Arts Seattle Loves Open Letters
posted by March 2 at 15:48 PM
onFirst Michael Seiwerath, now John Sinno. Seattle loves open letters.
Regarding Jerry Seinfeld’s lame routine ahead of the announcement for best documentary at the Academy Awards, the producer of Iraq in Fragments writes to the Academy,
I had the great fortune of attending the 79th Academy Awards following my nomination as producer for a film in the Best Documentary Feature category. At the Awards ceremony, most categories featured an introduction that glorified the filmmakers’ craft and the role it plays for the film audience and industry. But when comedian Jerry Seinfeld introduced the award for Best Documentary Feature, he began by referring to a documentary that features himself as a subject, then proceeded to poke fun at it by saying it won no awards and made no money. He then revealed his love of documentaries, as they have a very “real” quality, while making a comically sour face. This less-than-flattering beginning was followed by a lengthy digression that had nothing whatsoever to do with documentary films. The clincher, however, came when he wrapped up his introduction by calling all five nominated films “incredibly depressing!”While I appreciate the role of humor in our lives, Jerry Seinfeld’s remarks were made at the expense of thousands of documentary filmmakers and the entire documentary genre […]

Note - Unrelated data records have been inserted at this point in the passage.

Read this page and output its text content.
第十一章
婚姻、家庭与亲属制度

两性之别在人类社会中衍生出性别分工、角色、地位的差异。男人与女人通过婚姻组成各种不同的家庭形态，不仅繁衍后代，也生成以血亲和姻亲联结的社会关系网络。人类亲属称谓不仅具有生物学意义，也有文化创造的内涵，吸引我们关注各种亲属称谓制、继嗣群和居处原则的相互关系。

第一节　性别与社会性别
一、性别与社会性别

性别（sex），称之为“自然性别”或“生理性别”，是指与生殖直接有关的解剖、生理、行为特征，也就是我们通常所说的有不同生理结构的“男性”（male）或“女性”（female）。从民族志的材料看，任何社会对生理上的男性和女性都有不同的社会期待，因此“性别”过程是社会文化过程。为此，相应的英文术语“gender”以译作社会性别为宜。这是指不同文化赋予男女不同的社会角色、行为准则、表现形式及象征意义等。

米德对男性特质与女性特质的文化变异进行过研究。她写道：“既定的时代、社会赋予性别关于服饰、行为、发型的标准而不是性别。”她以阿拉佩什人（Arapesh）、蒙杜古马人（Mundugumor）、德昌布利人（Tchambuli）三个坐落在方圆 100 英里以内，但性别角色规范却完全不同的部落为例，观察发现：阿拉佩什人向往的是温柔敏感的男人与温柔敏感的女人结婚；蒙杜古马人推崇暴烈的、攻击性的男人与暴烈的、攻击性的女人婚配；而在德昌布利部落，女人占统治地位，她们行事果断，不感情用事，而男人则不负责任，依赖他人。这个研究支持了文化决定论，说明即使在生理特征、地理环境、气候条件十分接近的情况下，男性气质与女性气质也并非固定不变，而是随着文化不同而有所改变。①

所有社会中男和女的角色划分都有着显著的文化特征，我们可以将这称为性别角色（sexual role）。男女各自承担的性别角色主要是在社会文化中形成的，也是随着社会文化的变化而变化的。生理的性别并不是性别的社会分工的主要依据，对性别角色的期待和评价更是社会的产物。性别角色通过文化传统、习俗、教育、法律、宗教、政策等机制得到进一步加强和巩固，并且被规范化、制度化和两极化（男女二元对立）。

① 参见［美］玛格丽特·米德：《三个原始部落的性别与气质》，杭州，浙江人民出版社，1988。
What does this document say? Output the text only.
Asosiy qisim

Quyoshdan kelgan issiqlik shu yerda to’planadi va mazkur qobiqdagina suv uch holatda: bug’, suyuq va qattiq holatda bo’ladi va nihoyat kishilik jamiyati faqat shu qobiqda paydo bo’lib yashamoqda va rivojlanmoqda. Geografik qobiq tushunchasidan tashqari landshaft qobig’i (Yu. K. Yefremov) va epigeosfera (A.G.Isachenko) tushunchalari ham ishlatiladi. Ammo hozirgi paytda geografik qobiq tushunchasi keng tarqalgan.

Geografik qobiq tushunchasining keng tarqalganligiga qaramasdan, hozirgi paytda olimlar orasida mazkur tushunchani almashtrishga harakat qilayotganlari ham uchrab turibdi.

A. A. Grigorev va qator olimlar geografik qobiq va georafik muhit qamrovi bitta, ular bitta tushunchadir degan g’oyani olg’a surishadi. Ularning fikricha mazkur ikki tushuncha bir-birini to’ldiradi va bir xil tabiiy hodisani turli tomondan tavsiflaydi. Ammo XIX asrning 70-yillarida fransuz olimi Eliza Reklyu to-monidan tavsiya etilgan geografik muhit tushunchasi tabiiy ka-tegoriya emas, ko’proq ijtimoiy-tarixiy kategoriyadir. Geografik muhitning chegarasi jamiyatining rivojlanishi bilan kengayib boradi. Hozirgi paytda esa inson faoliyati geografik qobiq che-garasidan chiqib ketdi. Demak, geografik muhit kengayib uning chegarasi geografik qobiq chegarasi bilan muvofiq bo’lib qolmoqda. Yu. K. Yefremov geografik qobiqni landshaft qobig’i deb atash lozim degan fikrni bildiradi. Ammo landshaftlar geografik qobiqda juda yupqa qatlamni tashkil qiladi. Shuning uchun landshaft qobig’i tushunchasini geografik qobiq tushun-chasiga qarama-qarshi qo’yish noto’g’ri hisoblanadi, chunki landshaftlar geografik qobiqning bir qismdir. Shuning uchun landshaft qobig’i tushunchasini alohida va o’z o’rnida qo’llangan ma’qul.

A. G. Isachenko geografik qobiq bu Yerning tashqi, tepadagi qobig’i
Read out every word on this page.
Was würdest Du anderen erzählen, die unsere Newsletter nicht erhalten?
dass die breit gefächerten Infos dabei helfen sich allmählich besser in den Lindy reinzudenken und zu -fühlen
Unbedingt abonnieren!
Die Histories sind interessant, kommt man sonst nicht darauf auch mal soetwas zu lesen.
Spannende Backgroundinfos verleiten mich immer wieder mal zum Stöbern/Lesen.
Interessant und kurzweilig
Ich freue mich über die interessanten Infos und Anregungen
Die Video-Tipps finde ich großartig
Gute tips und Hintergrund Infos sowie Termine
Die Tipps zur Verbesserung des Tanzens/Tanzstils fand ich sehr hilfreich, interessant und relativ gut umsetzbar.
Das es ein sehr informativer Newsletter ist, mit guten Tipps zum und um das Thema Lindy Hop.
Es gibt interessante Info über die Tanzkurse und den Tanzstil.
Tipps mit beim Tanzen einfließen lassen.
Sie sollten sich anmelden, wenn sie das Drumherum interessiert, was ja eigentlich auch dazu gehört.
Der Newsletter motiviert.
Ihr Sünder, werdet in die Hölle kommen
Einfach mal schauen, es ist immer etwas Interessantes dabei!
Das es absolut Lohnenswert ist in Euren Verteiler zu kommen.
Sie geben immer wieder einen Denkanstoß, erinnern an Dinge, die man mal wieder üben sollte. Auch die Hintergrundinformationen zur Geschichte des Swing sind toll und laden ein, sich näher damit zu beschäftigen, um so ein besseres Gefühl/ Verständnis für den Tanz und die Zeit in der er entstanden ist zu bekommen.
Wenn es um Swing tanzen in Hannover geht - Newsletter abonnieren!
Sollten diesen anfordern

Complete letter at Greencine Daily. For some reason I can’t find Seinfeld’s speech in English. But here’s a Spanish dubbed version.
Comments
the fact is, Jerry Seinfeld was the weakest link of 'Seinfeld'....the supporting cast (and the writing)were the geniuses of that show...he's kind of an idiot....like a lot of stand-up comedians...
Uhmm...
I'm Not defending the lame popcorn rant and I'm sorry you got your feelings hurt but those five films ARE “incredibly depressing!”
For you to pretend they are not just makes the joke funnier.
The world AND doc film-making are big enough for laughs and dead babies.
Jerry was a hell of a lot funnier than Ellen.
Jerry apologising for Kramer was the most depressing footage all year.
The producers of the AAs yanked all the clips off of YouTube. Something about maintaining the integrity of the show...or some such bullshit.
I love documentaries but I can't think of a single AA winner that wasn't depressing (unless Woodstock won when it came out).
Iraq in fragments wasn't depressing. It was a bit bland, but it's not depressing. If watching people living absurd lives is depressing, then The Queen takes the cake. QEII is absurdity writ grey.
Seinfeld was drunk, and the bad canned jokes were designed to make the non-gore entries even less significant. They had obviously decided months ago to give the award to gore's bit of filmed speaking engagement.
Anyways the only thing Gore and the Oscars prove is that if you are filthy rich you can afford to throw some dimes to charities masquerading as carbon-offsetting groups. All of that has 0 relevance to most of us. They are all a bunch of arrogant bastards, doing whatever the fuck they want - flying everywhere, powering huge mansions, etc. - and then claiming to be green because they tap a tiny tiny bit of their ill-gotten gains to *offset* their emisions. Carbon offset = hyppocrisy.
Shouldn't you credit the source from whom you stole this? Not like we don't all know you just troll Gawker, Seattlest, and various other gossip sites and cut and paste.
Uh, I stole it from Greencine Daily. I assumed you could infer that from the link.